Türkiye’de eşine az rastlanır bir kültür insanı olan Ayhan Sicimoğlu, üniversitede lisans eğitimini ekonomi alanında yaptıktan sonra fotoğraf ve film bölümlerinde okumak için İngiltere’ye gitmiştir. Moda fotoğrafçılığı yapmak için Roma’da dört yıl yaşamış olan Ayhan Sicimoğlu, bir süreliğine de New York’ta yaşamıştır. İngilizce, Fransızca, İtalyanca, İspanyolca ve Portekizce konuşan Sicimoğlu’nun çok kültürlülüğe dayalı yaşam yolculuğunda bu yabancı diller önemli bir role sahip.
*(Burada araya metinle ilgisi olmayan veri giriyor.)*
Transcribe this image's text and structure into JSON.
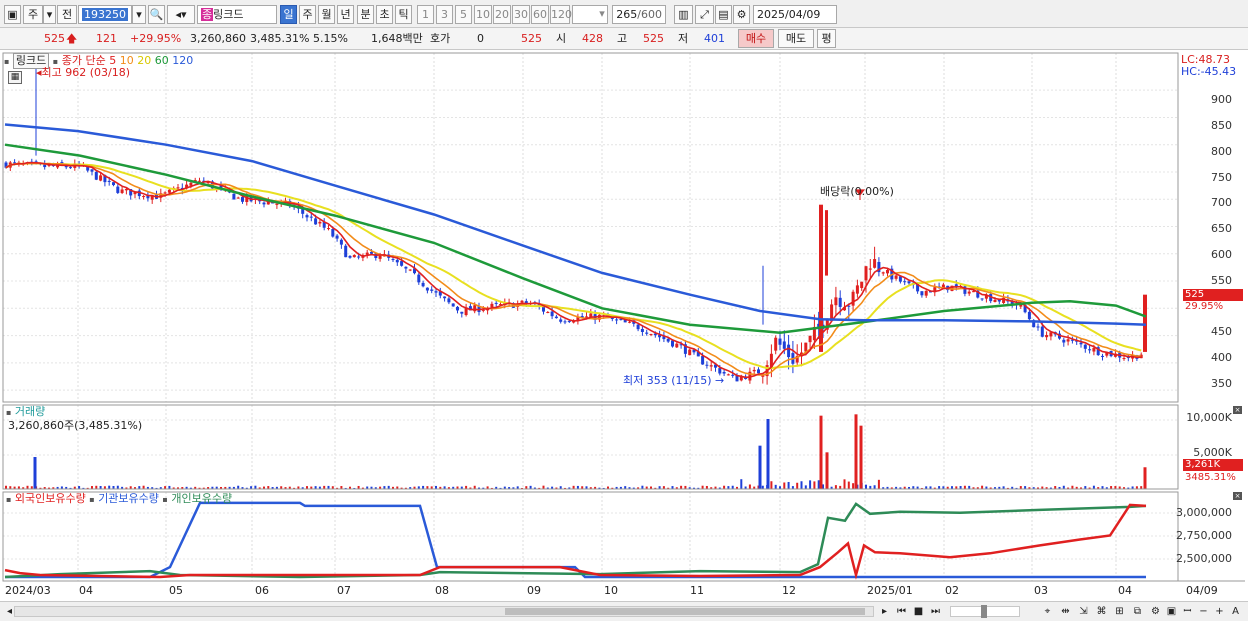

İyi bir perküsyonist de olan Ayhan Sicimoğlu, kültür, sanat, gezi, Latin müziği ve dünya mutfağı bağlamında sahip olduğu derin bilgisiyle kendisine hastalık derecesinde hayranlık duyan bir izleyici kitlesine sahip. Lisans diploması ekonomi alanındayken ‘’Ekonomi hayatın her anında ve her yerinde var’’ diyenleri desteklercesine kazancını hayatını renkli yaşadığı ve yeteneklerinin ön plana çıktığı moda fotoğrafçılığı, perküsyon sanatçısı, Latin müziği icra ederek, dünyanın farklı yerlerini ve mutfaklarını gezerek, öğreterek sağlamıştır.
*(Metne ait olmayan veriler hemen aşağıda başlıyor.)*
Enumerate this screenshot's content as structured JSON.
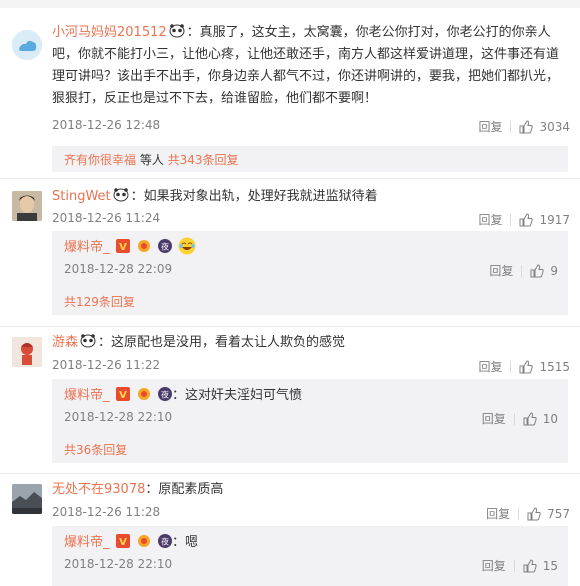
{
  "comments": [
    {
      "user": "小河马妈妈201512",
      "text": "：真服了，这女主，太窝囊，你老公你打对，你老公打的你亲人吧，你就不能打小三，让他心疼，让他还敢还手，南方人都这样爱讲道理，这件事还有道理可讲吗？该出手不出手，你身边亲人都气不过，你还讲啊讲的，要我，把她们都扒光，狠狠打，反正也是过不下去，给谁留脸，他们都不要啊！",
      "time": "2018-12-26 12:48",
      "reply_label": "回复",
      "likes": "3034",
      "summary": {
        "user": "齐有你很幸福",
        "middle": " 等人 ",
        "link": "共343条回复"
      }
    },
    {
      "user": "StingWet",
      "text": "：如果我对象出轨，处理好我就进监狱待着",
      "time": "2018-12-26 11:24",
      "reply_label": "回复",
      "likes": "1917",
      "sub": {
        "user": "爆料帝_",
        "text": "",
        "time": "2018-12-28 22:09",
        "reply_label": "回复",
        "likes": "9"
      },
      "more": "共129条回复"
    },
    {
      "user": "游森",
      "text": "：这原配也是没用，看着太让人欺负的感觉",
      "time": "2018-12-26 11:22",
      "reply_label": "回复",
      "likes": "1515",
      "sub": {
        "user": "爆料帝_",
        "text": "：这对奸夫淫妇可气愤",
        "time": "2018-12-28 22:10",
        "reply_label": "回复",
        "likes": "10"
      },
      "more": "共36条回复"
    },
    {
      "user": "无处不在93078",
      "text": "：原配素质高",
      "time": "2018-12-26 11:28",
      "reply_label": "回复",
      "likes": "757",
      "sub": {
        "user": "爆料帝_",
        "text": "：嗯",
        "time": "2018-12-28 22:10",
        "reply_label": "回复",
        "likes": "15"
      }
    }
  ],
  "colors": {
    "accent": "#eb7350",
    "muted": "#808080",
    "subbg": "#f2f2f5"
  }
}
Yaşam zevki, seyahat, dünya mutfağı ve Latin müziği konusunda bilgi eksikliği duyanlara Ayhan Sicimoğlu bir reçete niteliğindeki TV ve radyo programları aracılığıyla cevap veriyor. Ayhan Sicimoğlu, kendisine hayranlık duyanların karşısına yapmacıklığa asla prim vermeyen bir tutum ve davranışla çıkıyor. Giyim tarzındaki resmiyet karşıtı rahatlık, ses tonundaki samimiyet, işlediği konulara olan hâkimiyet sevenlerinde hayranlık uyandırıyor.
Gezi programlarında beğendiği durumlar için kullandığı “hastasıyım” sözünü, izleyicileri aynı samimiyet ve ses tonuyla, Ayhan Sicimoğlu’na duydukları sevgiyi ifade etmek için kullanıyor.
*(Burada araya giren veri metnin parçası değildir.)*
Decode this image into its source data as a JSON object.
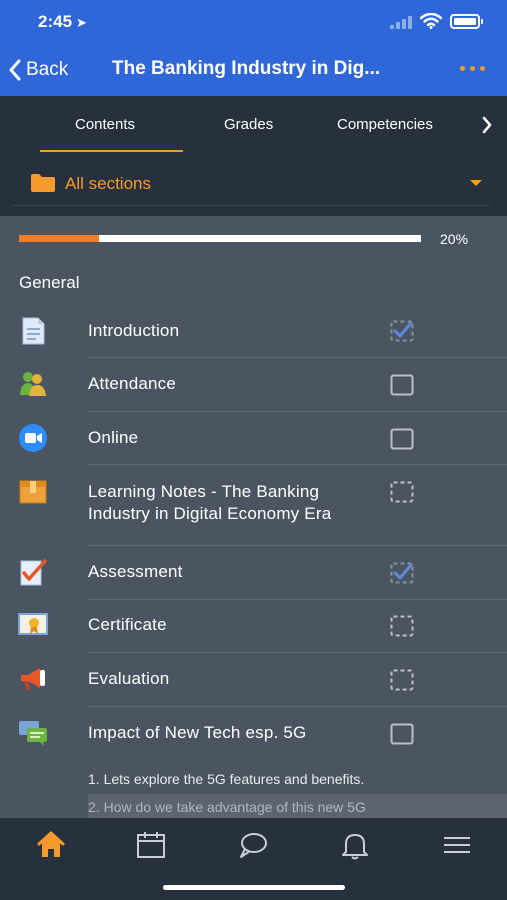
{
  "status_bar": {
    "time": "2:45",
    "location_arrow": "➤"
  },
  "nav": {
    "back_label": "Back",
    "title": "The Banking Industry in Dig...",
    "more_icon": "more-dots-icon"
  },
  "tabs": [
    {
      "label": "Contents",
      "active": true
    },
    {
      "label": "Grades",
      "active": false
    },
    {
      "label": "Competencies",
      "active": false
    }
  ],
  "section_selector": {
    "label": "All sections",
    "icon": "folder-icon"
  },
  "progress": {
    "value": 0.2,
    "label": "20%"
  },
  "section_title": "General",
  "items": [
    {
      "label": "Introduction",
      "icon": "page-icon",
      "completion": "auto-complete"
    },
    {
      "label": "Attendance",
      "icon": "attendance-icon",
      "completion": "manual-incomplete"
    },
    {
      "label": "Online",
      "icon": "video-icon",
      "completion": "manual-incomplete"
    },
    {
      "label": "Learning Notes - The Banking Industry in Digital Economy Era",
      "icon": "box-icon",
      "completion": "auto-incomplete"
    },
    {
      "label": "Assessment",
      "icon": "quiz-icon",
      "completion": "auto-complete"
    },
    {
      "label": "Certificate",
      "icon": "certificate-icon",
      "completion": "auto-incomplete"
    },
    {
      "label": "Evaluation",
      "icon": "megaphone-icon",
      "completion": "auto-incomplete"
    },
    {
      "label": "Impact of New Tech esp. 5G",
      "icon": "forum-icon",
      "completion": "manual-incomplete"
    }
  ],
  "forum_description": {
    "line1": "1. Lets explore the 5G features and benefits.",
    "line2": "2. How do we take advantage of this new 5G"
  },
  "bottom_nav": [
    "home-icon",
    "calendar-icon",
    "messages-icon",
    "notifications-icon",
    "menu-icon"
  ],
  "colors": {
    "accent": "#f59a2c",
    "header": "#2f66d8",
    "dark": "#27313d",
    "body": "#4b5561",
    "check": "#5a8be0"
  }
}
Kariyer peşinde koşarak hayatı heba edenler, maddi zenginliğe önem verenler, kültür ve sanatı önemsemeyenler, yerel yemekleri dünya mutfağı sananlar için Ayhan Sicimoğlu başka gezegene ait bir insandır. Elbette yerel zevk ve kültürlere önem verilmeli. Küreselleşmenin yerelliği silikleştirmeye çalıştığı bir süreçte yerel olana sahip çıkmak hiç kuşkusuz ulvi bir görevdir. Ancak bu ulvi görev yerelliğe hapsolmak gibi bir sonuç doğurmamalıdır.
Tarih boyunca odak olarak öne çıkan bölgelere bakıldığında; çok kültürlülük, farklılıkları zenginlik olarak görmek başta gelen özelliklerdir. Ayhan Sicimoğlu’nun yaptığı programın adında da ifade edildiği gibi her türlü renk ve ses, insanlığın ortak zenginliğidir.
Fotoğrafa baktığım zaman, renklerin ve seslerin eşsiz uyumunu anlatan bir kültür insanını görüyorum. Ayhan Sicimoğlu, eğitim ve hayat hikâyesiyle çok kültürlü bir insan olmanın yol haritasını çiziyor. Lisans diplomasının kendisiyle yetinilmeyip üstüne yeteneklerinizi ve hayata bakış açınızı ekleyerek hem yaşamdan zevk almayı hem de para kazanmayı yaşayarak ve yaşatarak öğretmektedir. Gençlerin bu yol haritasından öğreneceği çok şey var. Kültürü dışlayan, kariyer çılgınlığı ve maddi zenginliği önemseyen bir anlayışa karşı gençler; Ayhan Sicimoğlu’nun çizdiği yol haritasındaki farklı renkleri ve sesleri önemseyen bir yolculuğa çıkmaya önem vermelidir.
Lisans diplomasıyla yetinmeyip kendilerini geliştiren ve geliştirdikleri bu alanda topluma ışık tutan, güzel örnek olan, diplomasının esiri olmayanların ‘’hastasıyım’’. Ayhan Sicimoğlu’na, kültür-sanat feneri olma yolundaki ulvi mücadelesinde başarılar diliyorum.